Courts have struggled to determine the admissibility of such evidence, particularly because such evidence often lacks indicia of reliability.  As the Committee notes:  “As to machine learning, the concern is that it might be unreliable, and yet the unreliability will be buried in the program and difficult to detect.”  Indeed, even the developers of generative AI platforms cannot explain how it reaches its results

To address this problem, the Committee has proposed Rule 707.  That rule provides:

When machine-generated evidence is offered without an expert witness and would be subject to Rule 702 if testified to by a witness, the court may admit the evidence only if it satisfies the requirements of Rule 702(a)-(d).

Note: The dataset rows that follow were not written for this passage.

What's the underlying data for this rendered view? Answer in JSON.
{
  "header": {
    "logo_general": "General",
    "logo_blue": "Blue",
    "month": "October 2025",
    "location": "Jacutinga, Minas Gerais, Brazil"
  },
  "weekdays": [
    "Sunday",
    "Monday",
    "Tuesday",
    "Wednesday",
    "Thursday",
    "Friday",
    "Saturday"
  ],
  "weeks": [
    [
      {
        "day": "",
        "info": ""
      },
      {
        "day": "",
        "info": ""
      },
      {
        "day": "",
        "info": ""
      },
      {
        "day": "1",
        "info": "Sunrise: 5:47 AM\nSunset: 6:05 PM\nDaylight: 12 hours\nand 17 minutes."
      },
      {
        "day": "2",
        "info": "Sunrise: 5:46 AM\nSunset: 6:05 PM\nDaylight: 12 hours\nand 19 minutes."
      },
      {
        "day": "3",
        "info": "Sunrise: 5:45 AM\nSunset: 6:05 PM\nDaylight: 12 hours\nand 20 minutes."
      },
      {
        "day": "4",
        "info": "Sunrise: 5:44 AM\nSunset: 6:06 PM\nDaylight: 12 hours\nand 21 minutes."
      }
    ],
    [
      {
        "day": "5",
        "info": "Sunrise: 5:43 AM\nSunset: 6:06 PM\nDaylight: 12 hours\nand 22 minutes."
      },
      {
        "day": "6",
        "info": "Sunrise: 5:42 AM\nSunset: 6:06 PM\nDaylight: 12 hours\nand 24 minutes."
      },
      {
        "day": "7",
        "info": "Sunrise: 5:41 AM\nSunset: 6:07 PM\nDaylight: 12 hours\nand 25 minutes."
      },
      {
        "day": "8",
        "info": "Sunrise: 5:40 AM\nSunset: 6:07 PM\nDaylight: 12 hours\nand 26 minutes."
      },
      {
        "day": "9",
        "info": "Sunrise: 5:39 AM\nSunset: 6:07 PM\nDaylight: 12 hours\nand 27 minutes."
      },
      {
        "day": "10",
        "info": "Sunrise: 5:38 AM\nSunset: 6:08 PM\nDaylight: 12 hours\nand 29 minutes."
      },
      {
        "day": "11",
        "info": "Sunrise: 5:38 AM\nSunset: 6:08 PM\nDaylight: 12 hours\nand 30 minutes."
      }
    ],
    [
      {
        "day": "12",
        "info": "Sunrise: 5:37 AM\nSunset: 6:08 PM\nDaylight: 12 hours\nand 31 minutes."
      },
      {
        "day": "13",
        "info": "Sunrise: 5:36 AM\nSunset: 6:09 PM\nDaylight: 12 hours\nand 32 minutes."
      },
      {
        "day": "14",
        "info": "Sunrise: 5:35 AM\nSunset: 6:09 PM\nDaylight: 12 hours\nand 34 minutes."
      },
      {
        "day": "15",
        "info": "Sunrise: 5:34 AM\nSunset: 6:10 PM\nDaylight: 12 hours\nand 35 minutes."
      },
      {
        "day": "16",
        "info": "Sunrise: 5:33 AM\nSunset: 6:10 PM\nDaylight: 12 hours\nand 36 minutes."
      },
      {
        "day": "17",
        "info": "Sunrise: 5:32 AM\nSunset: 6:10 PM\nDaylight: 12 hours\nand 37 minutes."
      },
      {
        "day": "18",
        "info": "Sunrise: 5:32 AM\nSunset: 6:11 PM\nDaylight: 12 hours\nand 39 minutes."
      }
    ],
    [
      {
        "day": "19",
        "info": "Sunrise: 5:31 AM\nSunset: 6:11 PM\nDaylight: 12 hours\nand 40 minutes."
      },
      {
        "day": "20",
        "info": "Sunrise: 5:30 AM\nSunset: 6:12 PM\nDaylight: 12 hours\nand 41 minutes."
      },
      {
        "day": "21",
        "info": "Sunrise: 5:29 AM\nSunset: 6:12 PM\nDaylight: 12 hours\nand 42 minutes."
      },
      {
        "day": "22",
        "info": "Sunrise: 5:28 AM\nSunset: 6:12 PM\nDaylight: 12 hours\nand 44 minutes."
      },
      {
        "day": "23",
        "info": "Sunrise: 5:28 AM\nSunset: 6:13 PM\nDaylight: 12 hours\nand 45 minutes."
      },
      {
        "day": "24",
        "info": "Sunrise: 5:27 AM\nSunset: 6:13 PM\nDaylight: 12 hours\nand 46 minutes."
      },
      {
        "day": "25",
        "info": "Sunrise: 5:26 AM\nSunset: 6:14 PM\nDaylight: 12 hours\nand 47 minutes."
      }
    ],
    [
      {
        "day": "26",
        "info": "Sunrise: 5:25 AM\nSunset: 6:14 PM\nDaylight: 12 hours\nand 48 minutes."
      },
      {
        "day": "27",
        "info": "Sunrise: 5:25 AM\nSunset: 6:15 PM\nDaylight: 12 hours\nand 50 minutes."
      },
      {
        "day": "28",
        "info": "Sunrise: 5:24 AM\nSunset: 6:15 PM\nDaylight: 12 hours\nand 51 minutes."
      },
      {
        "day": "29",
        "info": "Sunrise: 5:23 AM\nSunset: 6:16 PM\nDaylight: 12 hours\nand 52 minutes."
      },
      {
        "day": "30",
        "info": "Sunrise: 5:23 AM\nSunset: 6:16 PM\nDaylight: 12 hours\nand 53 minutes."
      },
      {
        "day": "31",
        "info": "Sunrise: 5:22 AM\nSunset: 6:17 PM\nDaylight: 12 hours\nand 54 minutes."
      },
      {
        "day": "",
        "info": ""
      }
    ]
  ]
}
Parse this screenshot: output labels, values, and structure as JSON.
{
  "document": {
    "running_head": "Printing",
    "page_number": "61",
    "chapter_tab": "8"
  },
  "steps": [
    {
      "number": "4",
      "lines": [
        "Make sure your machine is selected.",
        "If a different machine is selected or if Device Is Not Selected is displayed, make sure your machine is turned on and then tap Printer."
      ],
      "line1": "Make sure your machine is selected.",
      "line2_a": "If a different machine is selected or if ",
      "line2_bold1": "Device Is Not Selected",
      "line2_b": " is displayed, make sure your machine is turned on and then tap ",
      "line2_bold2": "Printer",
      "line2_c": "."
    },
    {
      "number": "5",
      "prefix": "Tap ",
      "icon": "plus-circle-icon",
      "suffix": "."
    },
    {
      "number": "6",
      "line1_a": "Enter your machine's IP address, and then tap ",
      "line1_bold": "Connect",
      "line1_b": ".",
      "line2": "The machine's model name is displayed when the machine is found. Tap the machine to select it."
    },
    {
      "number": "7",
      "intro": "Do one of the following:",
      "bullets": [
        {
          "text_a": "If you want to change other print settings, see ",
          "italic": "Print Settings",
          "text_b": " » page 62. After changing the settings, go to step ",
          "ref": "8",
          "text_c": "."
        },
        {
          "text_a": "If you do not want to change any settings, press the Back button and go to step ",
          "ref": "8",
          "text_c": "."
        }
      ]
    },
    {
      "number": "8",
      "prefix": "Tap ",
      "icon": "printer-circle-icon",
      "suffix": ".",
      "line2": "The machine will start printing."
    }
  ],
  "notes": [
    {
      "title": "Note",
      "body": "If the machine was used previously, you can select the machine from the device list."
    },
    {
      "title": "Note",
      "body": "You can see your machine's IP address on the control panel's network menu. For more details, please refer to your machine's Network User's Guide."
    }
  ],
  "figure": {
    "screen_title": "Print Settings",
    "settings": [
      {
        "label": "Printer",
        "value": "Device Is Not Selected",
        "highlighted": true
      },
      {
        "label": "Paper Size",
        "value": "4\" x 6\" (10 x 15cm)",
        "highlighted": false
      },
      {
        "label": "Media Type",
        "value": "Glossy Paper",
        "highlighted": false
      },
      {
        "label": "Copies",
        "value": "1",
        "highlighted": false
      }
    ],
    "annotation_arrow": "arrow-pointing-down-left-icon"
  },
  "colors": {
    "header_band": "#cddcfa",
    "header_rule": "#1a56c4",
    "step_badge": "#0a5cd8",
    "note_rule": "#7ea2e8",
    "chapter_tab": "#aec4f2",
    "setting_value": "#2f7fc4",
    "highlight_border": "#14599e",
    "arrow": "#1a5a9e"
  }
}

This rule does not apply to the output of basic scientific instruments.

Rule 702 requires expert testimony to be based on “sufficient facts or data” and result from “reliable principles and methods.”  It also requires the expert’s opinion to “reflect[] a reliable application of the principles and methods to the facts of the case.”

This solves part of the problem.  Holding AI standard to the Rule 702 standard is better than no standard at all.  And proponents of AI-generated evidence may be able to specify what they input into the AI platform enough to demonstrate that the output is based on “sufficient facts or data.”

However, if no one can know how AI produced the evidence, it is hard to see how said proponents can prove that the AI output comes from “reliable principles and methods.”  And how could anyone prove whether the output “reflects a reliable application of the principles and methods to the facts of the case”? 

Despite these concerns, the Committee voted 8–1 to publish Rule 707 for public comment.  (The Department of Justice opposed publication.)  The Committee emphasized that publication is exploratory, not a presumption of adoption.

The public comment period for Proposed Rule 707 is now open.  It closes February 16, 2026.